Nissan’s Leaf is the world’s best-selling plug-in car, and just in time for its four-year anniversary since launching December 11, 2010, more than 150,000 have been globally sold, but we’re announcing this ahead of Nissan.
As reported last week, the Renault-Nissan Alliance did chronicle 200,000 total electric car sales and today Nissan confirmed that through October 31 global Leaf sales were over 147,200 – and then we have all of November’s sales to add to this …
Nissan says not all global sales are yet officially documented, but just its November U.S. sales tally was 2,687 which would add to around 149,900.
Beyond that, Norway reported 311 Leafs sold in November, so there’s 150,211, and beyond that can be added sales yet to be counted in around 33 more countries – not to mention Nissan is yet selling around 75 per day in the U.S.
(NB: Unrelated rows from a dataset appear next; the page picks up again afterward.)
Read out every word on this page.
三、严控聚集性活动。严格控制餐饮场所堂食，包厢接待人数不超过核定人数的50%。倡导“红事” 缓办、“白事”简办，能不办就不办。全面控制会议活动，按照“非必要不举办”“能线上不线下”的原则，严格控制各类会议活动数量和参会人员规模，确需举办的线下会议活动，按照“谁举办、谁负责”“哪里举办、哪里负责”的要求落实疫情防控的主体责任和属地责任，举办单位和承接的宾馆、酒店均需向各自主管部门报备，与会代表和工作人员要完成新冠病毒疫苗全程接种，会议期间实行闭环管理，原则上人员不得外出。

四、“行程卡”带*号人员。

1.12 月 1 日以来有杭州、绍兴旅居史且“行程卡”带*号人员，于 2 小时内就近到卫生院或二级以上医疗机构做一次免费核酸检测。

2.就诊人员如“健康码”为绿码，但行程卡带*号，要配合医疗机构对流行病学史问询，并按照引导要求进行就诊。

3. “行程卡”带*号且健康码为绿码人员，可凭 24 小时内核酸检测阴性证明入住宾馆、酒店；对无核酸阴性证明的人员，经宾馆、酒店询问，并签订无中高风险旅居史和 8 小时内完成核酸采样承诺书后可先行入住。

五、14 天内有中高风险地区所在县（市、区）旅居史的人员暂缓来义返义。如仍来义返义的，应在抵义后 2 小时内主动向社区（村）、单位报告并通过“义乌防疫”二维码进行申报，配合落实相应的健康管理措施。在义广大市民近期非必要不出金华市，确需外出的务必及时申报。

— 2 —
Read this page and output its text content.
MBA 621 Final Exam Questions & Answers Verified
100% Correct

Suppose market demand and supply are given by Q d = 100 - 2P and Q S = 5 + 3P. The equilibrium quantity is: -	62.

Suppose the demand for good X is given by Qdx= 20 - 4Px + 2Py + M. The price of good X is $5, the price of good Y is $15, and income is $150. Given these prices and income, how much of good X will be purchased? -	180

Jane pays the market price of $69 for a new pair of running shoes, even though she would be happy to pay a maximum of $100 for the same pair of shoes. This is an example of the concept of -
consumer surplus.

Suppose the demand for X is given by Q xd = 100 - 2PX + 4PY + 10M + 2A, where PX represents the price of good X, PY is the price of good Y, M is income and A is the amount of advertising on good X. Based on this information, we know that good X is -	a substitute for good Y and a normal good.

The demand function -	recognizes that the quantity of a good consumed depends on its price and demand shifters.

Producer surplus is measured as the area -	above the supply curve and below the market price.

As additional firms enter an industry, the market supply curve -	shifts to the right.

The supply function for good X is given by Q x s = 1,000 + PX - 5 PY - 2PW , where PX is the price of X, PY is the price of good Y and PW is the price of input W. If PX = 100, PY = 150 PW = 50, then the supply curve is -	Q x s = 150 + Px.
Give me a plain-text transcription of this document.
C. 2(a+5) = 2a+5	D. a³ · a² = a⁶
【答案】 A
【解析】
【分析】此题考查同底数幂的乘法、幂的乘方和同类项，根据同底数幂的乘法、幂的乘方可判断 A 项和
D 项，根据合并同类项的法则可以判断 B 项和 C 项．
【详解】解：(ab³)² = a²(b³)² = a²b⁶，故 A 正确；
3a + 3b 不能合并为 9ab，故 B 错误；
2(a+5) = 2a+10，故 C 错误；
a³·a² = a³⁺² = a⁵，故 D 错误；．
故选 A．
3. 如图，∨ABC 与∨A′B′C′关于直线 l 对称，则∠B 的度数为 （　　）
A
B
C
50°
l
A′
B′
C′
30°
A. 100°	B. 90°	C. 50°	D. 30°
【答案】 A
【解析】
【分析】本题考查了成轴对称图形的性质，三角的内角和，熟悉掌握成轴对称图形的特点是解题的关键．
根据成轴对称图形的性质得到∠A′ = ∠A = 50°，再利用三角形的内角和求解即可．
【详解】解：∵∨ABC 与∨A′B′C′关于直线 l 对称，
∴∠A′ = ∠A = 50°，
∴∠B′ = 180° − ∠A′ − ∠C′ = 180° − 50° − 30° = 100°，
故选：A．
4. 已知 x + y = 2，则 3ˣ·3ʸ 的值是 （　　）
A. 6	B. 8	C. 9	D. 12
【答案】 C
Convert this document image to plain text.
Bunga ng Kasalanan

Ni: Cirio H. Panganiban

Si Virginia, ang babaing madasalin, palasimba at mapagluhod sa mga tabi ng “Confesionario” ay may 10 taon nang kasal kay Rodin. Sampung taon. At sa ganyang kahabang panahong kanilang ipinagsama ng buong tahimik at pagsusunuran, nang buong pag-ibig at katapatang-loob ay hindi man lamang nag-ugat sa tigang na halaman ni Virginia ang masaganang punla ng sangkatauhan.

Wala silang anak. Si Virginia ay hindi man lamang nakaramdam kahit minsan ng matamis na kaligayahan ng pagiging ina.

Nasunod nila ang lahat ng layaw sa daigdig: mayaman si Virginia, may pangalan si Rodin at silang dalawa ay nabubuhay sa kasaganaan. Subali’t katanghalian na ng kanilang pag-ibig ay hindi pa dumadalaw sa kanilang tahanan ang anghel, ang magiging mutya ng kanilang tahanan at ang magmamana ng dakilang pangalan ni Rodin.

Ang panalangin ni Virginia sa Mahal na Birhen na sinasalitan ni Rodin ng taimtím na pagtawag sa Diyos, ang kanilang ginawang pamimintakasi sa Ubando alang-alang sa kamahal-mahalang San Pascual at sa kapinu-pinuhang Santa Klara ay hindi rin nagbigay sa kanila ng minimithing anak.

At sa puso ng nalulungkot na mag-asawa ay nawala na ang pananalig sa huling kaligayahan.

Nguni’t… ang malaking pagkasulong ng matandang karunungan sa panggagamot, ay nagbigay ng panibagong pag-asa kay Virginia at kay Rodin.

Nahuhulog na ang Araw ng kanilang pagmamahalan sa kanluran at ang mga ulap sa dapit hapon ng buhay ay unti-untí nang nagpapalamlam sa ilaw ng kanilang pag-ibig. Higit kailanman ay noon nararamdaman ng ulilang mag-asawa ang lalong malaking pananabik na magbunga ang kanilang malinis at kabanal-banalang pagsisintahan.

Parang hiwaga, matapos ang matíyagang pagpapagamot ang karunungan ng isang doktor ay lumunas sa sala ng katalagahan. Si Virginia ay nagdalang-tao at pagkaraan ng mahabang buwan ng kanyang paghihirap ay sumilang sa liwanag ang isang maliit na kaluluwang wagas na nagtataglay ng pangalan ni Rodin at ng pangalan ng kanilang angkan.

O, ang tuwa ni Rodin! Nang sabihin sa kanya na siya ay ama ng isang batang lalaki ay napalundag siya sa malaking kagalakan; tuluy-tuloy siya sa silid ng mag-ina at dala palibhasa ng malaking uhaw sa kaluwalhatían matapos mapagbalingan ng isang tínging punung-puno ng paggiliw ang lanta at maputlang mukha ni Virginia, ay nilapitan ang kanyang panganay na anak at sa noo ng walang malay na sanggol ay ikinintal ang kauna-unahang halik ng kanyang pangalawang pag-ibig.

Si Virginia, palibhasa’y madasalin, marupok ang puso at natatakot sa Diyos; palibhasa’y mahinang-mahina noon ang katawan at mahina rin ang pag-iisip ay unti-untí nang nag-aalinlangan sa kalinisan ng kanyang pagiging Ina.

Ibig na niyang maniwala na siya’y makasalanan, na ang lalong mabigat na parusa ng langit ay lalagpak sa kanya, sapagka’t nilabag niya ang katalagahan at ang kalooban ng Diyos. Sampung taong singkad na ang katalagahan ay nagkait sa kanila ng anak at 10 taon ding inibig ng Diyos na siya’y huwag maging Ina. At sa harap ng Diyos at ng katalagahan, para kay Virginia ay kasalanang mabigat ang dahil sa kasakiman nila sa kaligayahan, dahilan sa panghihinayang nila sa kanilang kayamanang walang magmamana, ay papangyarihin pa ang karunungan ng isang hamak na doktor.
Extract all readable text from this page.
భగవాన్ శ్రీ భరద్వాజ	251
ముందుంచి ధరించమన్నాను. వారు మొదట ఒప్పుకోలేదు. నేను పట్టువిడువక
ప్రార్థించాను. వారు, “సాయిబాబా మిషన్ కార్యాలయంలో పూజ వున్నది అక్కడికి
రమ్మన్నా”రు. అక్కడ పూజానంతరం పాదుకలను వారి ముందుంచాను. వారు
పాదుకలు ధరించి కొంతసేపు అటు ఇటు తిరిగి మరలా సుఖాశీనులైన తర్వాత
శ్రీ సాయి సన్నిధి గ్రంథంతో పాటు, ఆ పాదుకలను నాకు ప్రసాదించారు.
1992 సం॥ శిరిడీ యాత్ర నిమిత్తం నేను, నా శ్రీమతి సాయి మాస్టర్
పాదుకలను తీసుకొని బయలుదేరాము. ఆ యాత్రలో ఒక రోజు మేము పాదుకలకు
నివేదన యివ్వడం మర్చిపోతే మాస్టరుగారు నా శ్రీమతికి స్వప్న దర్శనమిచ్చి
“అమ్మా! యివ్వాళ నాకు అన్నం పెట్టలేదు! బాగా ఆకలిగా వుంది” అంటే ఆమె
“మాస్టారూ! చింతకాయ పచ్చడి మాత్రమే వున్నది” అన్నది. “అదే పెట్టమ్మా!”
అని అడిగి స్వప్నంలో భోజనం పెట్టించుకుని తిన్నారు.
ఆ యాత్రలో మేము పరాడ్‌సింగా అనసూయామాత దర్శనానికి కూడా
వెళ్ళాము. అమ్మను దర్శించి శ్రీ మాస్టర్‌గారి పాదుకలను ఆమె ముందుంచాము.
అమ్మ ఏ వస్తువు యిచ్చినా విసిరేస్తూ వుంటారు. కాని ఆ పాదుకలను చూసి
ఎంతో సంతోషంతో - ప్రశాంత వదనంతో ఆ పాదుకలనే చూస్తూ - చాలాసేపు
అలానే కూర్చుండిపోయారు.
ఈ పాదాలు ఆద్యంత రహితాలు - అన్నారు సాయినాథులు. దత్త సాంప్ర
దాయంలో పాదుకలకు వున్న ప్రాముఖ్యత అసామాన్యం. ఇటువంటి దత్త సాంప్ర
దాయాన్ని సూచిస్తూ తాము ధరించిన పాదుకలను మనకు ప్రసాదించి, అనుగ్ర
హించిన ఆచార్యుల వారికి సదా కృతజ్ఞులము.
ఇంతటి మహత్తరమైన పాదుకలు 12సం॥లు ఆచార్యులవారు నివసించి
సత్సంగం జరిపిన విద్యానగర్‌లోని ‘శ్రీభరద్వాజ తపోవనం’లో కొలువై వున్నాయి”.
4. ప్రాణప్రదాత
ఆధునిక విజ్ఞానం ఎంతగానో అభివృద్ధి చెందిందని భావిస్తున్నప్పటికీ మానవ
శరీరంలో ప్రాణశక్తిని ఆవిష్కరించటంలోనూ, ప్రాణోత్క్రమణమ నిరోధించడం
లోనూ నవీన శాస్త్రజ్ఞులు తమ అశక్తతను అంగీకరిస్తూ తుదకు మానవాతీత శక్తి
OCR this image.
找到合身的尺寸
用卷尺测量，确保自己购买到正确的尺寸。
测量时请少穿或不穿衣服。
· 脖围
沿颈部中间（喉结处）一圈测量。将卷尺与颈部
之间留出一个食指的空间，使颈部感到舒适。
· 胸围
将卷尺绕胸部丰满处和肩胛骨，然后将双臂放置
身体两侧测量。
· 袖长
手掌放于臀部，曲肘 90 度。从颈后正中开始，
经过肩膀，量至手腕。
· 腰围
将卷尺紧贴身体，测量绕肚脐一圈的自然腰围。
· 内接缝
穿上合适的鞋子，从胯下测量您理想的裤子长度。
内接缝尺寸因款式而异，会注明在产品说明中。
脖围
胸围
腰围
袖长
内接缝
So, the main question is really only how much over the 150,000 global unit mark has the Leaf now sold?
From 2011 onward, the all-new battery electric car had a decent year mildly surpassing the Chevy Volt launched the same month, but then during 2012 experienced a downturn in sales.
Since 2013 with improvements to increase efficiency by 14 percent, a new “S” trim level $6,000 less than the previous year’s cheapest version, as well as localized production in Japan, UK, and U.S., the car has been globally making up for lost time.
Its 84 miles U.S. EPA-rated range is attainable, and intra-day charging enables it to work even for those pushing this threshold significantly less than petroleum-powered cars, and plug-in hybrids.
Nissan also promotes the car having invested billions in EV tech and has evolved its ad strategy from an environmentalist one where a polar bear is hugging a Leaf owner in the driveway to hammering home the value proposition.
The new message: Sure, you can feel good about zero emissions, but it does not have to be an extreme sacrifice either, or so it is now implied.
Nissan’s standard lease deals on the $30-$35,000 EV are between $200-300 down with a couple thousand or so down. Motivated dealers have come up with their own cheaper deals and meanwhile the cost to power a Leaf is maybe a third of a typical gas car.
Even with gas prices plummeting, the Leaf is hard to beat cost-wise if you can live with its range, and adopt to the EV lifestyle as it now is.
Many people have jumped in now, and say the water is fine. In fact, it’s now 150,000 people and counting.